A los tres años mamá me llevó fuera y me lavó en un lago. Recuerdo perfectamente que el agua estaba helada. Por el rabillo del ojo atisbé en las manos de mamá un cuenco con tinta negra bastante diluida; así como algunos paños. Tardó tres horas en hacerme un tatuaje de dos alas de pájaro. Ella tenía alas de hada tatuadas en su espalda. -Este tatuaje demuestra que eres mi hija: una amazona, Lilith- lo decía con reverencia y, por primera vez sentí hacia mi madre un gran respeto-. Tu nombre significa Ánimas y Viento, que ellos te guíen en a lo largo de tu existencia. Es extraño que aún conseve esos recuerdos a pesar de mi corta edad.
Mamá era una amazona: su nombre era Shana. Cuando fui un poco mayor como para comprenderlo mi madre me narró la historia de las amazonas: -Dicen que en los tiempos en los que la Tierra estaba habitada por barro, vegetación, agua y cenizas nacieron los hombres.

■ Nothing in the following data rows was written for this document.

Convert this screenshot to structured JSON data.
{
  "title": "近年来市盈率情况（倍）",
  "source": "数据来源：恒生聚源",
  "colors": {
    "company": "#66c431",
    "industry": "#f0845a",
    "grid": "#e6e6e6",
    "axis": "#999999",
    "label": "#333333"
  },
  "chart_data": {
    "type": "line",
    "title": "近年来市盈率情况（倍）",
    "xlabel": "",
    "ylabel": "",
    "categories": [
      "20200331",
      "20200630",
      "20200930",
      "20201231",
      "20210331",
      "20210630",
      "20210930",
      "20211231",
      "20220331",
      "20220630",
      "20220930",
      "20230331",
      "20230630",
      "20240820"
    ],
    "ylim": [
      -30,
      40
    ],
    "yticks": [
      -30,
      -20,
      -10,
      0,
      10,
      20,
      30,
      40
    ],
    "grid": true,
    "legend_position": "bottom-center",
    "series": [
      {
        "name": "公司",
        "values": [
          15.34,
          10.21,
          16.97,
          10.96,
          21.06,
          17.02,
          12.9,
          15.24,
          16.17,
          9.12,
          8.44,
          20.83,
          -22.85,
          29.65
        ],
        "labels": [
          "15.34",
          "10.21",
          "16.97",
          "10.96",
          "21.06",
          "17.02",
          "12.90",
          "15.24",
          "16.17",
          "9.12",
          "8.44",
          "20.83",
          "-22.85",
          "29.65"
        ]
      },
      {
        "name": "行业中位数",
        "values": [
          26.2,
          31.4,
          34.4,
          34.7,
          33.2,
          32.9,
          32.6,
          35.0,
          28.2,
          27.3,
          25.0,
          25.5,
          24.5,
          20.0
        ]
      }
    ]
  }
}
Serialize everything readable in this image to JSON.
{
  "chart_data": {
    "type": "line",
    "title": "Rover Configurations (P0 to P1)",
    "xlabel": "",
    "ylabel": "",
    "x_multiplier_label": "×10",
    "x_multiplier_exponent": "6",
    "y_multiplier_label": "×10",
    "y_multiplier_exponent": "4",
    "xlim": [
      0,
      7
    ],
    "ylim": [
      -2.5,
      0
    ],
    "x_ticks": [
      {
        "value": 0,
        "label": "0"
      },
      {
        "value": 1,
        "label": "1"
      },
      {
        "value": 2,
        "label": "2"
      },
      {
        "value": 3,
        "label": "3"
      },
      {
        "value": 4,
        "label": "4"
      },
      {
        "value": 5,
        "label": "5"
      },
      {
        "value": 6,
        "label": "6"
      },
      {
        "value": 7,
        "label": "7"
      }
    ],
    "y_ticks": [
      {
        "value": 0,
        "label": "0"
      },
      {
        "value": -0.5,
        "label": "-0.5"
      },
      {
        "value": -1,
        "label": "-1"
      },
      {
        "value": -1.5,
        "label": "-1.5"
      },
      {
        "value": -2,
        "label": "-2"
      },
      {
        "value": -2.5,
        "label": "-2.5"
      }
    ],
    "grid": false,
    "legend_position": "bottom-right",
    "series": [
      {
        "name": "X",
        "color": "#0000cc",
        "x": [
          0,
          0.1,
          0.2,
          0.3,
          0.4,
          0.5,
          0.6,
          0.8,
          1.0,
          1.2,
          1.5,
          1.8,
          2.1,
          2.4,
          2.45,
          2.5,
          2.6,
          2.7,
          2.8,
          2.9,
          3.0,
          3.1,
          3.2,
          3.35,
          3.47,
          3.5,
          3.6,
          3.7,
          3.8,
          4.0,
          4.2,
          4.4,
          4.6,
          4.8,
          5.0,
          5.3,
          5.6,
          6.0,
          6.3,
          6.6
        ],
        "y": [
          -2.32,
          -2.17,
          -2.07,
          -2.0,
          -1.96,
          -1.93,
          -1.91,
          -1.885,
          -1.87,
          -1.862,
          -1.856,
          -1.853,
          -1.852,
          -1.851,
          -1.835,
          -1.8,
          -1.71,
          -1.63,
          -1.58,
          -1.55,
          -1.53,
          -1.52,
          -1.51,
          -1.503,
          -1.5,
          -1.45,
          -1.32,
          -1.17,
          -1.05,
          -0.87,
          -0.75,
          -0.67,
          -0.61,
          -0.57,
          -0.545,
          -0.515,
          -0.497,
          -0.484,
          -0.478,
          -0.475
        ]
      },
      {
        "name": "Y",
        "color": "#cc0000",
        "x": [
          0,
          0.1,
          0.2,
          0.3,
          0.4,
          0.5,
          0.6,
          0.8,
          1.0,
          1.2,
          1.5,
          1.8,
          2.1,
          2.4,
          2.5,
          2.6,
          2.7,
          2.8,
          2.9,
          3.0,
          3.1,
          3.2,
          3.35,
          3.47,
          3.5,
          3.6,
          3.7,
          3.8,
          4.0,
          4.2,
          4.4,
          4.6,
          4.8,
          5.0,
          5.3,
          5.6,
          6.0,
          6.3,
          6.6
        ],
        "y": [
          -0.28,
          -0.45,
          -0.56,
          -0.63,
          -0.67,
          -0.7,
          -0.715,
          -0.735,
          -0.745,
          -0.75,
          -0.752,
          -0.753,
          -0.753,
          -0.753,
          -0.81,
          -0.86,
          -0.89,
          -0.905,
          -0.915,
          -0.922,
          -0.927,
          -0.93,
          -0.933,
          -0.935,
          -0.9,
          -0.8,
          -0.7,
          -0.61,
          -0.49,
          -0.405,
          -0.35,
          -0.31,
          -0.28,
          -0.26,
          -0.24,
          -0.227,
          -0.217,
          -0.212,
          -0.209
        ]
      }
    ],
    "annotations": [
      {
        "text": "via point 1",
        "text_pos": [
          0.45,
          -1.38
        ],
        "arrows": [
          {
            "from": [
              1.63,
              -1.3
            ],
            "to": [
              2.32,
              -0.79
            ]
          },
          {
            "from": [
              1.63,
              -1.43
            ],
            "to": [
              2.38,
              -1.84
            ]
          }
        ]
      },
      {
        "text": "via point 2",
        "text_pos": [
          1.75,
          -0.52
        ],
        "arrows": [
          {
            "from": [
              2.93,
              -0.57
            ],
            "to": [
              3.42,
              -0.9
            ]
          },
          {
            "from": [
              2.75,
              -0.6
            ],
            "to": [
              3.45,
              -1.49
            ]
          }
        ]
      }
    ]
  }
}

Eran seres fuertes y hermosos que comenzaron a luchar entre sí por el poder al poco tiempo de nacer. <<Las de mi estirpe afirman que hace muchísimo tiempo mujeres aladas bajaron del cielo para intentar ayudar a los hombres; y muchas se dieron por vencidas, pero otras se enamoraron de la belleza del mundo y de los hombres, e intentaron transmitirles lo que sabían. -¿Qué era lo que sabían?- le pregunté yo la primera vez que me contó la historia. -Formas de plantar árboles y conocimientos sobre varios temas como la magia- me explicaba ella con paciencia-, ni mi madre supo exáctamente qué fue lo que les enseñaron a los hombres. Esta historia es de hace tiempos remotos, Lilith, pero las amazonas la creemos y se la contamos a nuestras hijas. -¿Y qué paso?- quería seguir escuchando. Me encantaba la voz de mamá. -Los hombres aprovecharon el conocimiento transmitido y lo utilizaron; algunos para satisfacer sus necesidades básicas y hacer el bien al ajeno, y otros para hacer daño y matar. <<Muchas amazonas decidieron proteger los bosques … Renunciaron a sus alas y no podían volver al lugar de donde vinieron- que es desconocido incluso en esta leyenda-. Así que consagraron su vida a proteger los bosques y a sus hijas. -Y si no estaban con los hombres, ¿cómo podían tener hijas?- mi madre o me respondió a eso hasta algún tiempo después, cuando nació Abel, mi hermano pequeño.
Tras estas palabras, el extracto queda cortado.